L’arme nucléaire, obsolète face aux nouvelles menaces du 21e siècle
La guerre est déclarée. Le Président l’a dit, il l’a répété. À six reprises. La France est entrée en guerre, en guerre sanitaire. Confinement, restrictions, économie en berne, entreprises réquisitionnées, nationalisations suggérées, grilles de commerces abaissées, et villes désertées. Nous y sommes. Et pourtant, où sommes-nous exactement ? Sommes-nous réellement en guerre, et si oui, contre quoi ? Un virus ? La crise du coronavirus, en menaçant d’asphyxie la santé de populations et d’économies toutes entières, révèle les nouveaux visages de la guerre au 21ème siècle.
Mais quels sont-ils ? Loin des schémas manichéens traditionnels, de l’héritage des deux guerres mondiales passées, ou encore des théories réalistes d’inspiration hobbesienne d’auteurs comme Raymond Aron, la guerre à l’époque contemporaine est plurielle, complexe, et muable. Elle ne se résume plus à la simple alternative : conflits civils ou interétatiques. Elle transcende les frontières, revêt de nouveaux habits – parfois invisibles -, surprend souvent, et désoriente notre imaginaire collectif. Guerre cybernétique, guerre terroriste, guerre climatique, guerre pandémique et sanitaire, qu’ils sont nombreux les visages de la guerre au 21ème siècle.

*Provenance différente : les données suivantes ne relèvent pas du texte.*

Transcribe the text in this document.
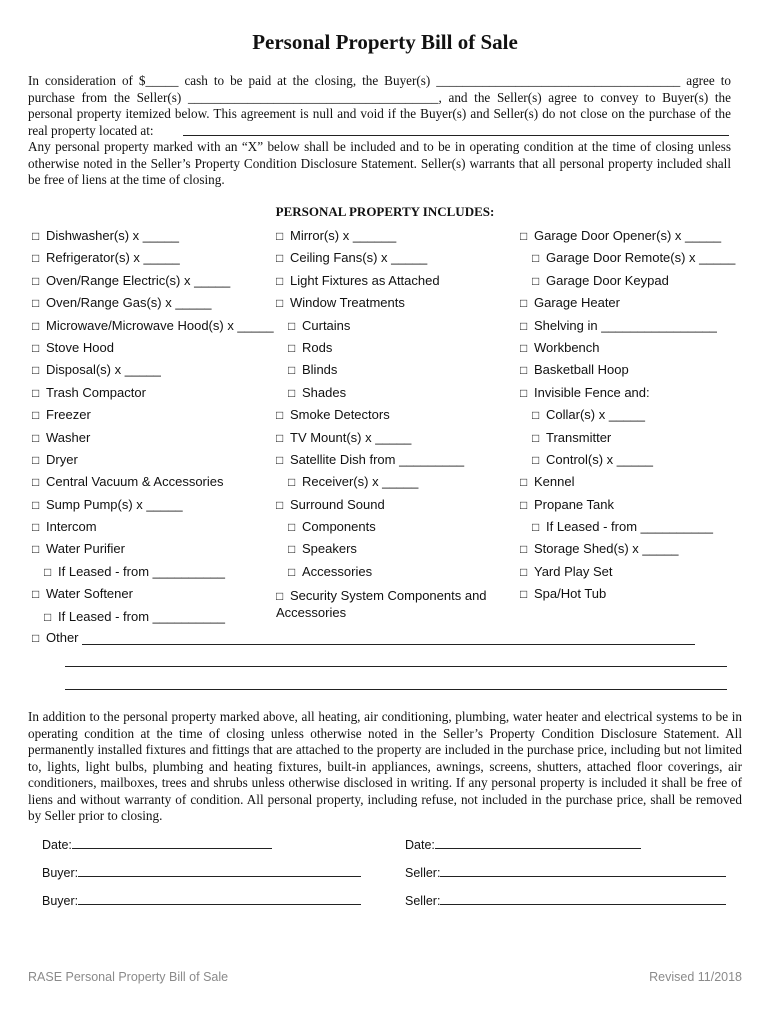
Personal Property Bill of Sale

In consideration of $_____ cash to be paid at the closing, the Buyer(s) _____________________________________ agree to purchase from the Seller(s) ______________________________________, and the Seller(s) agree to convey to Buyer(s) the personal property itemized below. This agreement is null and void if the Buyer(s) and Seller(s) do not close on the purchase of the real property located at:

Any personal property marked with an “X” below shall be included and to be in operating condition at the time of closing unless otherwise noted in the Seller’s Property Condition Disclosure Statement. Seller(s) warrants that all personal property included shall be free of liens at the time of closing.

PERSONAL PROPERTY INCLUDES:
□ Dishwasher(s) x _____
□ Refrigerator(s) x _____
□ Oven/Range Electric(s) x _____
□ Oven/Range Gas(s) x _____
□ Microwave/Microwave Hood(s) x _____
□ Stove Hood
□ Disposal(s) x _____
□ Trash Compactor
□ Freezer
□ Washer
□ Dryer
□ Central Vacuum & Accessories
□ Sump Pump(s) x _____
□ Intercom
□ Water Purifier
□ If Leased - from __________
□ Water Softener
□ If Leased - from __________
□ Mirror(s) x ______
□ Ceiling Fans(s) x _____
□ Light Fixtures as Attached
□ Window Treatments
□ Curtains
□ Rods
□ Blinds
□ Shades
□ Smoke Detectors
□ TV Mount(s) x _____
□ Satellite Dish from _________
□ Receiver(s) x _____
□ Surround Sound
□ Components
□ Speakers
□ Accessories
□ Security System Components and Accessories
□ Garage Door Opener(s) x _____
□ Garage Door Remote(s) x _____
□ Garage Door Keypad
□ Garage Heater
□ Shelving in ________________
□ Workbench
□ Basketball Hoop
□ Invisible Fence and:
□ Collar(s) x _____
□ Transmitter
□ Control(s) x _____
□ Kennel
□ Propane Tank
□ If Leased - from __________
□ Storage Shed(s) x _____
□ Yard Play Set
□ Spa/Hot Tub
□ Other

In addition to the personal property marked above, all heating, air conditioning, plumbing, water heater and electrical systems to be in operating condition at the time of closing unless otherwise noted in the Seller’s Property Condition Disclosure Statement. All permanently installed fixtures and fittings that are attached to the property are included in the purchase price, including but not limited to, lights, light bulbs, plumbing and heating fixtures, built-in appliances, awnings, screens, shutters, attached floor coverings, air conditioners, mailboxes, trees and shrubs unless otherwise disclosed in writing. If any personal property is included it shall be free of liens and without warranty of condition. All personal property, including refuse, not included in the purchase price, shall be removed by Seller prior to closing.

Date:	Date:
Buyer:	Seller:
Buyer:	Seller:
RASE Personal Property Bill of Sale	Revised 11/2018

L’impertinence de la dissuasion nucléaire au 21ème siècle
Et pourtant, alors que le nombre de conflits armés étatiques dans le monde ne cesse de diminuer, que les conflits non étatiques et intra-étatiques internationalisés ne cessent d’augmenter, ébranlant la capacité de résilience d’une communauté internationale démunie [1], il semblerait que quelques-uns, des « puissances à contresens de l’histoire » [2], ne parviennent à mesurer, à analyser et à comprendre l’onde de choc de ces antagonismes nouveaux.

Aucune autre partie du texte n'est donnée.